Powiedzieć, że był w szoku to zdecydowanie za mało. Jego zdziwienia nie da się opisać słowami. To było coś... wielkiego, niespotykanego. Miałam wrażenie, że ujrzał ducha albo coś znacznie gorszego. Coś w co nie wierzył, a nagle mu się ukazało. Nie był przerażony. Był skonsternowany i zszokowany. Nie był w stanie wykonać żadnego kroku, dopóki ona tego nie zrobiła. Podeszła do niego i posłała delikatny uśmiech.
- Witaj, Zayn. - powiedziała i w tym momencie do głowy Malika powróciły wszystkie wspomnienia z nią związane i uderzyły w niego z potrójną siłą. Nie chciał tego. Zakończył ten rozdział w swoim życiu. Teraz miał się skupić tylko i wyłącznie na Grace.
- Perrie... - szepnął nadal ogromnie zdziwiony. Nie wierzył, że to się dzieje na prawdę.
- Jak się masz? - zapytała blondynka, która wydawała się czuć komfortowo w zaistniałej sytuacji. Czyżby faktycznie zapomniała o tym, co ich łączyło? Nie poczuła nic, kiedy go zobaczyła? Te i inne pytania pojawiały się w głowie Zayna w kolejnych sekundach. Nie mógł znieść natłoku myśli.
Nie odpowiedział. Nie był w stanie. Szok, który całkowicie nim zawładnął w momencie, kiedy ją zobaczył, do tej pory go nie opuścił, a wygląd kobiety wcale mu tego nie ułatwiał.
Wypiękniała, zdecydowanie.
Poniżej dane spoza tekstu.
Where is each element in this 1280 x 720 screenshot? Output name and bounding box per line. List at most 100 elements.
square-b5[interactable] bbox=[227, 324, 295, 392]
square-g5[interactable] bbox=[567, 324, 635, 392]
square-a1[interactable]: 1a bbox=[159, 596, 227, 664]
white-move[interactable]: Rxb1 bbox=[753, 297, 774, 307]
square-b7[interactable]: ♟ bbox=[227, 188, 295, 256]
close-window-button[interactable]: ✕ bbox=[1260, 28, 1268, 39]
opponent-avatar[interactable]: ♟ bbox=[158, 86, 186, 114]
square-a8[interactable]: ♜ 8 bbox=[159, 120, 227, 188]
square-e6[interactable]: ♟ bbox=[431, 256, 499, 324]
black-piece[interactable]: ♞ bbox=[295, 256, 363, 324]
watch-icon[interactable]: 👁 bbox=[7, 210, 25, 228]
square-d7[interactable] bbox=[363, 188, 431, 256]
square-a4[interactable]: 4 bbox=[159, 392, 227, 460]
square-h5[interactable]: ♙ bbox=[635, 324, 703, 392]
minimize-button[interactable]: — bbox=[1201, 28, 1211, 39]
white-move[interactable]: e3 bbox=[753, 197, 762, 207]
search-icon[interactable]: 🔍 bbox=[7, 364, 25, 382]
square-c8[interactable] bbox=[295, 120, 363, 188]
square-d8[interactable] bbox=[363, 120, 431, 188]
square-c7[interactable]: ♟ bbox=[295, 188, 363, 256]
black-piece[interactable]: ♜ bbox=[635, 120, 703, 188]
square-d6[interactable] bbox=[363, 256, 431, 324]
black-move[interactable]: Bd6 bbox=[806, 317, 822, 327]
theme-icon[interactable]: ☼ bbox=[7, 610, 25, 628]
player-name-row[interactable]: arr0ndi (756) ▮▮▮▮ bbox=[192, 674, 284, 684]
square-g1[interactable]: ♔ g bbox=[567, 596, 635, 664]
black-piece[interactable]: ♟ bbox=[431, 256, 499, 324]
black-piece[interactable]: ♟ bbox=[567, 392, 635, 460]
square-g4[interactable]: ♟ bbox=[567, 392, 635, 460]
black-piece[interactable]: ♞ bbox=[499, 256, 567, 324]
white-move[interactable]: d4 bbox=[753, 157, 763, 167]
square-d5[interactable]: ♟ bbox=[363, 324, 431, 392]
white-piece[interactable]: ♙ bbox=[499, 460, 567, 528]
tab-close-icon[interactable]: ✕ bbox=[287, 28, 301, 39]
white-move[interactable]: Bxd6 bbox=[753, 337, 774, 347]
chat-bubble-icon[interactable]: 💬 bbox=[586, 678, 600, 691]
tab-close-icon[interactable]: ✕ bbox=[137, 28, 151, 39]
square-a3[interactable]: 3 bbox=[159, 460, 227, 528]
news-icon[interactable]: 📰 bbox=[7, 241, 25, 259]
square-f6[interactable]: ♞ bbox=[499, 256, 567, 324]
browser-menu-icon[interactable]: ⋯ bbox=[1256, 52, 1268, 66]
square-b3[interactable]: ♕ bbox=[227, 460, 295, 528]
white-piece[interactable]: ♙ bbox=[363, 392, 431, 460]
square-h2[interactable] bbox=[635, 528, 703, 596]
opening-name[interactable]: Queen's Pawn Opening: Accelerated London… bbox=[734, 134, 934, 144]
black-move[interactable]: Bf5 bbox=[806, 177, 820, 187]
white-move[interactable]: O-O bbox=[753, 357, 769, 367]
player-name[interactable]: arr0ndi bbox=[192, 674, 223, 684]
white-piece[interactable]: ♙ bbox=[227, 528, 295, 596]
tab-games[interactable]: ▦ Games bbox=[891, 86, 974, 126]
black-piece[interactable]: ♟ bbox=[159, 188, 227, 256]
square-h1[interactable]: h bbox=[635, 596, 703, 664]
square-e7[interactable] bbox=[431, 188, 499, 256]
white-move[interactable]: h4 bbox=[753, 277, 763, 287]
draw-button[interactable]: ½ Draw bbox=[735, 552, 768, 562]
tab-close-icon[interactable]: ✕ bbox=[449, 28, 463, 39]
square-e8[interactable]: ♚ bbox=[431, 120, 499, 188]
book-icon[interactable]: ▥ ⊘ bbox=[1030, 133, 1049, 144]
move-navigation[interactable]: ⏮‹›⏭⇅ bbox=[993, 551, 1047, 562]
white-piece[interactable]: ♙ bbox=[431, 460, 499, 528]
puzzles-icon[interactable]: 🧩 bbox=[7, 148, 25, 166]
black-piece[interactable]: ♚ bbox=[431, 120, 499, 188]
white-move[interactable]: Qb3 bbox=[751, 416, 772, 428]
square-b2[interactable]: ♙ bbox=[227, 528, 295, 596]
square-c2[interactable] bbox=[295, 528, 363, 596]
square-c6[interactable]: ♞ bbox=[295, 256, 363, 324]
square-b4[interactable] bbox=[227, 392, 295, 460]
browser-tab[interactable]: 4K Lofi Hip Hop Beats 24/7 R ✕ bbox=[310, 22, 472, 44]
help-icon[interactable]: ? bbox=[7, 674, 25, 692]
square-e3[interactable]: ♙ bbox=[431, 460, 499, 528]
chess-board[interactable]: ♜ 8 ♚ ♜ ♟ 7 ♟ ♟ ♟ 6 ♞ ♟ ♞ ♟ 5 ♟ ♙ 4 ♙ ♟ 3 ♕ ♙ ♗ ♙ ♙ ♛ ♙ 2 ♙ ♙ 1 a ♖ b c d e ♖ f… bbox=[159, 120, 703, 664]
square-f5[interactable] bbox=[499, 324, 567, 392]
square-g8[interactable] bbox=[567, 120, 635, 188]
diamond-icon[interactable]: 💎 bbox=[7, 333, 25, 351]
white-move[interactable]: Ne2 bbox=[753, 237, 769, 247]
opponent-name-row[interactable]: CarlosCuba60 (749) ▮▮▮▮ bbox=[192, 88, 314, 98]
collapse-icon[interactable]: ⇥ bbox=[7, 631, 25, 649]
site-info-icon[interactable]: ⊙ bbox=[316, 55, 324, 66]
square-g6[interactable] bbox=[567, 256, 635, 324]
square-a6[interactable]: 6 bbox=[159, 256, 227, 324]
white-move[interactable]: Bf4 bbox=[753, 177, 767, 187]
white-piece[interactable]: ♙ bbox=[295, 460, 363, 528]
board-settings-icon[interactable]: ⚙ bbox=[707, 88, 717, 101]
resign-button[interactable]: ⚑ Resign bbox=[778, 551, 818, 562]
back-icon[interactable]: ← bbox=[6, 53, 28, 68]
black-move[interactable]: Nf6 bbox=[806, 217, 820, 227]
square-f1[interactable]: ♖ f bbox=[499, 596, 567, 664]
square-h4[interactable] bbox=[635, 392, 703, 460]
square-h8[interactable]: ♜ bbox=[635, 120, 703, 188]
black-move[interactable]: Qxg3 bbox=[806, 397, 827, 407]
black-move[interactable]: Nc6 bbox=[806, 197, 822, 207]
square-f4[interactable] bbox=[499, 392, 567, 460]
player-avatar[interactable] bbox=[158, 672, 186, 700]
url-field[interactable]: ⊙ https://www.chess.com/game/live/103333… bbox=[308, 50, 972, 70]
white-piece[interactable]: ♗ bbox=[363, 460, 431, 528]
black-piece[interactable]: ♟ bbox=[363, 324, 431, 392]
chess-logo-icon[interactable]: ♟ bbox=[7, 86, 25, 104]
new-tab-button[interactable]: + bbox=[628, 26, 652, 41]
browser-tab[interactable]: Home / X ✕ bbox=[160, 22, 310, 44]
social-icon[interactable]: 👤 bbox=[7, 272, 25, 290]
Prezentowała się niesamowicie. Długie, wyprostowane blond włosy spływały kaskadami po jej plecach i ramionach, czarna koszula z ćwiekami na kołnierzyku oraz zwężane spodnie w kolorze czerwonym idealnie podkreślały atuty jej ciała. Uśmiechnięte usta podkreślone bordową szminką i błękitne oczy ozdobione czarną kreską doskonale pasowały do jej wspaniałej urody. Była piękna, niezaprzeczalnie. W tym momencie Zayn byłby w stanie powiedzieć, że Grace przy jego byłej nie jest wcale tak idealna, za jaką ją dotychczas uważał. Jednak był w szoku, nie myślał normalnie.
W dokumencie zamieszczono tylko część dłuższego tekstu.